What does the data say?

TRUST… ‘the belief that someone is good and honest and will not harm you, or that something is safe and reliable’ – dictionary.cambridge.org, 2018.

Recently, at The Demographics Group, we’ve been quite taken with the idea that there have been changes in our relationship with big institutions and, more specifically, with our level of trust in big institutions over time. We live in turbulent times; you can’t flick through a newspaper, glance at the nightly news, or even shoot the breeze with a local real estate agent without there being some mention of a royal commission, or of the failings of our political system, or of the behaviour of some at the big end of town.  

Plot 5

So, what does the data say?

The accompanying chart is interactive.  It shows three data series that track over time Australian’s belief in or trust in large and recognisable institutions that help make up Australian society namely Politics, Religion and Union affiliation.  Click through the tabs in the top left to view each domain individually and to scroll over the line-plots to read in more detail how the various percentages have changed over the last century for believers, for voters and for trade union membership. 

The green line represents our nation’s religiosity defined as proportion of all Australians who identify as having some form of religious belief at the census.  Data records on religious affiliation from the Australian Bureau of Statistics begin at the 1911 census when 97 per cent of Australians described themselves as ‘believers.’  Over a century we have seen a 37 percentage-point decline in religious belief to 60 per cent in 2016.

Religiosity has been recorded by the census since Federation however it wasn’t until 1971 that instructions on the census advised how to select ‘no religion’ if respondents wanted to show no religious affiliation. It appears that this was all the instruction (and encouragement) many Australians needed because the record shows a 27 percentage-point decline in religious affiliation since the early 1970s.

The Royal Commission into Institutional Responses to Child Sexual Abuse, launched in 2013, also appears to have been a factor in shifting Middle Australia’s thinking in regards to religious affiliation. This is reflected in the fact that there was an 8 percentage-point drop from 68 per cent of the population who identified as believers in 2011, to 60 per cent in 2016, and which is the largest intercensal fall on record.

The orange line shows the proportion of the Primary Vote cast for the major political parties at each and every election since Federation.  All data has been sourced from records published by Canberra’s Parliamentary Library. Along with the ALP and the Liberal Party and predecessor parties including the DLP, the major parties are listed in Table 1.  

The chart shows two historic dips in voter satisfaction with the major parties, namely at the time of The Great Depression and at the height of World War II when the primary vote dropped to 69 per cent and to 72 per cent respectively, down from a peak of 98 per cent in 1925. 

After the war the major parties recovered to garner 98 per cent of the primary vote throughout much of the 1950s and through to the early 1980s.  This was an era of political stability (as defined) where the Australian people had faith in (or trusted) the big political institutions representing their interests.  However, since the late 1980s the proportion of the primary vote directed to the major parties has dropped from 98 per cent in 1987 to 77 per cent in 2016.

Australians are as dissatisfied with their major political parties today as they were at the height of WWII and at the time of the Great Depression.   


Table 1.
All parties who received primary votes to represent in Australia’s House of Representatives, categorised into minor and major parties.

The blue line is a measure of Trade Union membership over time.  It shows the proportion of the Australian workforce that held trade union membership.
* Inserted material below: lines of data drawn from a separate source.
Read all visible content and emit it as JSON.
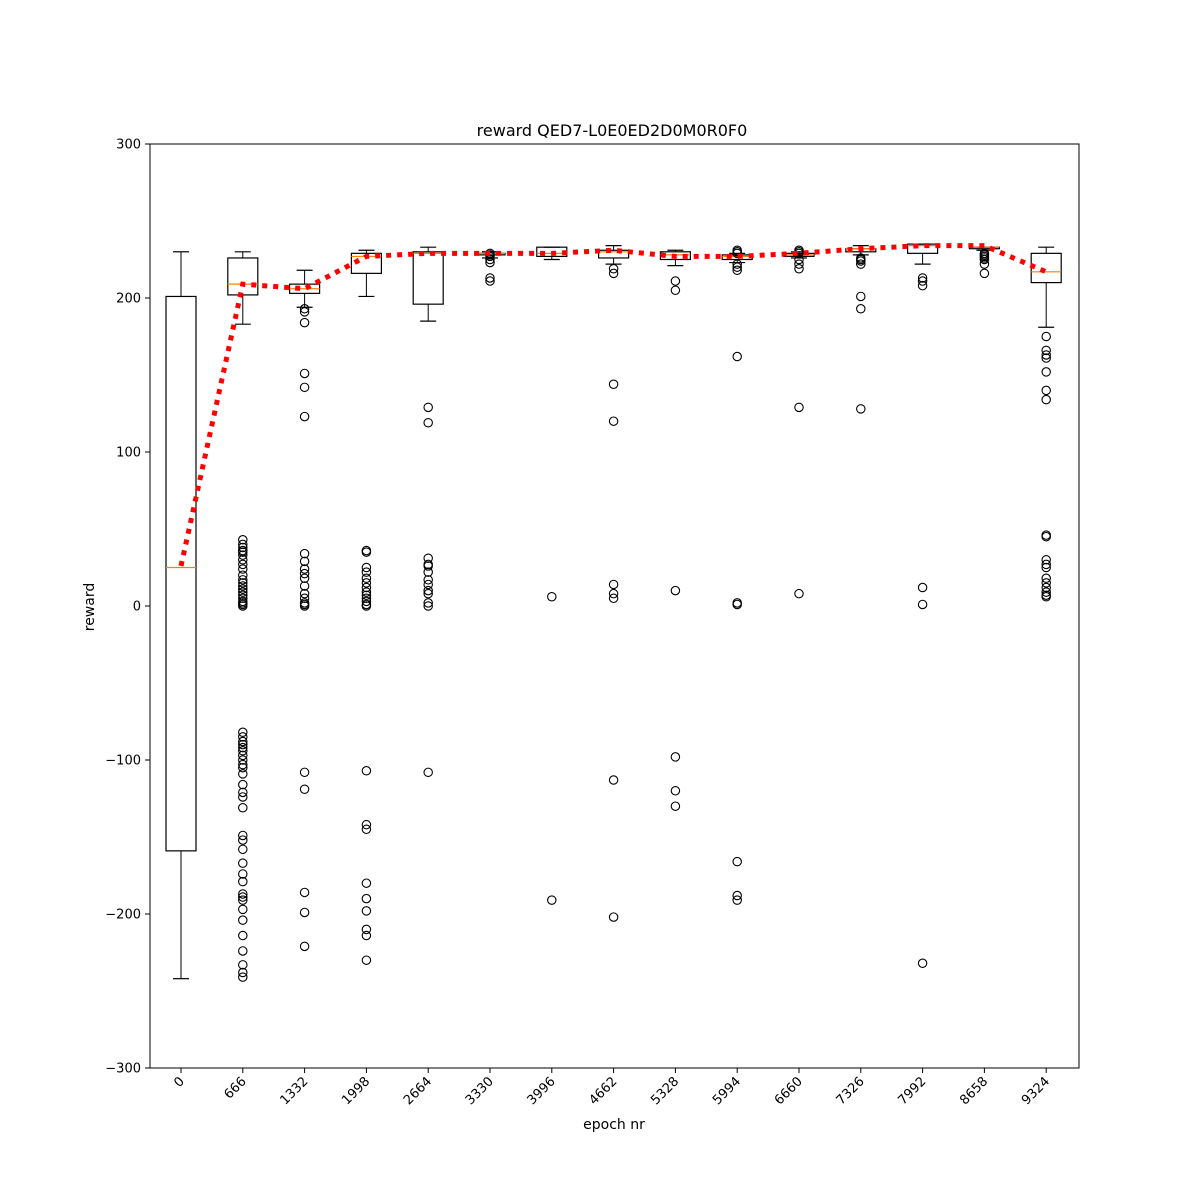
{
  "chart_data": {
    "type": "box",
    "title": "reward QED7-L0E0ED2D0M0R0F0",
    "xlabel": "epoch nr",
    "ylabel": "reward",
    "ylim": [
      -300,
      300
    ],
    "yticks": [
      -300,
      -200,
      -100,
      0,
      100,
      200,
      300
    ],
    "grid": false,
    "colors": {
      "box": "#000000",
      "median": "#ff7f0e",
      "mean_line": "#ff0000"
    },
    "categories": [
      "0",
      "666",
      "1332",
      "1998",
      "2664",
      "3330",
      "3996",
      "4662",
      "5328",
      "5994",
      "6660",
      "7326",
      "7992",
      "8658",
      "9324"
    ],
    "boxes": [
      {
        "whisker_low": -242,
        "q1": -159,
        "median": 25,
        "q3": 201,
        "whisker_high": 230,
        "outliers": []
      },
      {
        "whisker_low": 183,
        "q1": 202,
        "median": 209,
        "q3": 226,
        "whisker_high": 230,
        "outliers": [
          43,
          40,
          38,
          36,
          35,
          33,
          30,
          27,
          24,
          20,
          17,
          15,
          13,
          11,
          9,
          7,
          5,
          3,
          2,
          1,
          0,
          -82,
          -85,
          -88,
          -90,
          -92,
          -94,
          -97,
          -100,
          -103,
          -105,
          -109,
          -116,
          -121,
          -124,
          -131,
          -149,
          -152,
          -158,
          -167,
          -174,
          -179,
          -187,
          -189,
          -191,
          -197,
          -204,
          -214,
          -224,
          -233,
          -238,
          -241
        ]
      },
      {
        "whisker_low": 194,
        "q1": 203,
        "median": 206,
        "q3": 209,
        "whisker_high": 218,
        "outliers": [
          193,
          191,
          184,
          151,
          142,
          123,
          34,
          29,
          24,
          21,
          18,
          13,
          8,
          5,
          2,
          1,
          0,
          -108,
          -119,
          -186,
          -199,
          -221
        ]
      },
      {
        "whisker_low": 201,
        "q1": 216,
        "median": 227,
        "q3": 229,
        "whisker_high": 231,
        "outliers": [
          36,
          35,
          25,
          22,
          18,
          15,
          12,
          9,
          7,
          5,
          3,
          1,
          0,
          -107,
          -142,
          -145,
          -180,
          -190,
          -198,
          -210,
          -214,
          -230
        ]
      },
      {
        "whisker_low": 185,
        "q1": 196,
        "median": 229,
        "q3": 230,
        "whisker_high": 233,
        "outliers": [
          129,
          119,
          31,
          27,
          26,
          22,
          17,
          14,
          10,
          8,
          2,
          0,
          -108
        ]
      },
      {
        "whisker_low": 226,
        "q1": 228,
        "median": 229,
        "q3": 229,
        "whisker_high": 230,
        "outliers": [
          229,
          228,
          227,
          225,
          223,
          213,
          211
        ]
      },
      {
        "whisker_low": 225,
        "q1": 227,
        "median": 229,
        "q3": 233,
        "whisker_high": 233,
        "outliers": [
          6,
          -191
        ]
      },
      {
        "whisker_low": 222,
        "q1": 226,
        "median": 230,
        "q3": 231,
        "whisker_high": 234,
        "outliers": [
          219,
          216,
          144,
          120,
          14,
          8,
          5,
          -113,
          -202
        ]
      },
      {
        "whisker_low": 221,
        "q1": 225,
        "median": 228,
        "q3": 230,
        "whisker_high": 231,
        "outliers": [
          211,
          205,
          10,
          -98,
          -120,
          -130
        ]
      },
      {
        "whisker_low": 223,
        "q1": 225,
        "median": 227,
        "q3": 228,
        "whisker_high": 229,
        "outliers": [
          231,
          230,
          229,
          222,
          220,
          218,
          162,
          2,
          1,
          -166,
          -188,
          -191
        ]
      },
      {
        "whisker_low": 226,
        "q1": 227,
        "median": 228,
        "q3": 229,
        "whisker_high": 230,
        "outliers": [
          231,
          230,
          229,
          225,
          222,
          219,
          129,
          8
        ]
      },
      {
        "whisker_low": 228,
        "q1": 230,
        "median": 232,
        "q3": 232,
        "whisker_high": 234,
        "outliers": [
          226,
          225,
          224,
          222,
          201,
          193,
          128
        ]
      },
      {
        "whisker_low": 222,
        "q1": 229,
        "median": 234,
        "q3": 235,
        "whisker_high": 235,
        "outliers": [
          213,
          211,
          208,
          12,
          1,
          -232
        ]
      },
      {
        "whisker_low": 231,
        "q1": 232,
        "median": 233,
        "q3": 233,
        "whisker_high": 233,
        "outliers": [
          229,
          228,
          227,
          226,
          225,
          222,
          216
        ]
      },
      {
        "whisker_low": 181,
        "q1": 210,
        "median": 217,
        "q3": 229,
        "whisker_high": 233,
        "outliers": [
          175,
          166,
          163,
          161,
          152,
          140,
          134,
          46,
          45,
          30,
          27,
          25,
          18,
          15,
          12,
          9,
          7,
          6
        ]
      }
    ],
    "mean_line": {
      "name": "",
      "values": [
        26,
        209,
        206,
        227,
        229,
        229,
        229,
        231,
        227,
        227,
        229,
        232,
        234,
        234,
        217
      ]
    }
  }
}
The data has been extracted from regular Labour and Industrial Branch Reports since 1911 as sourced from the Australian Bureau of Statistics.

Union affiliation dropped dramatically during the years of the Great Depression and during WWII following a meteoric rise in popularity early in the 20th century.  By 1926 union affiliation covered 58 per cent of the workforce but during the Great Depression and across the war years this proportion dropped to an average of 43 per cent.  In the post-war era the unions regained the ascendancy peaking at 62 per cent in 1954.  Today, barely 15 per cent of the workforce belongs to a union.

The point being that enterprise bargaining, the rise of the gig economy, the rise of the private sector, the rise of the contract employee have all combined to reduce the proportion of the workforce formally placing their faith in (or trust in) the big institution of organised or unionised labour. 

Australians are less likely to believe not only in God but also in the institutions claiming to do God’s work.  They are also mightily sceptical about the major political parties and perhaps even of the unions.  And although there is no dataset presented, it is also fair to say that Australians are now wary, if not downright contemptuous, of big business. 

The issue of trust or the lack of trust is a rising theme in Australia, and elsewhere, as the many failings of the big institutions of Australian society are laid bare.

What is required, we think, is a movement that helps the nation rebuild trust, that promotes authenticity, that delivers transparency and that creates a sense of fairness.  But rather than merely pose the question maybe what we really need as a nation is to ask what is it that each individual Australian can do to build social cohesion, to restore trust, and to create a better Australia?

Here at The Demographics Group we think there are stories behind every dataset.  They just need to be cut and polished and perhaps even ‘plated up’ correctly in order to showcase the mind, the mood and the ever-changing behaviour of modern Australia.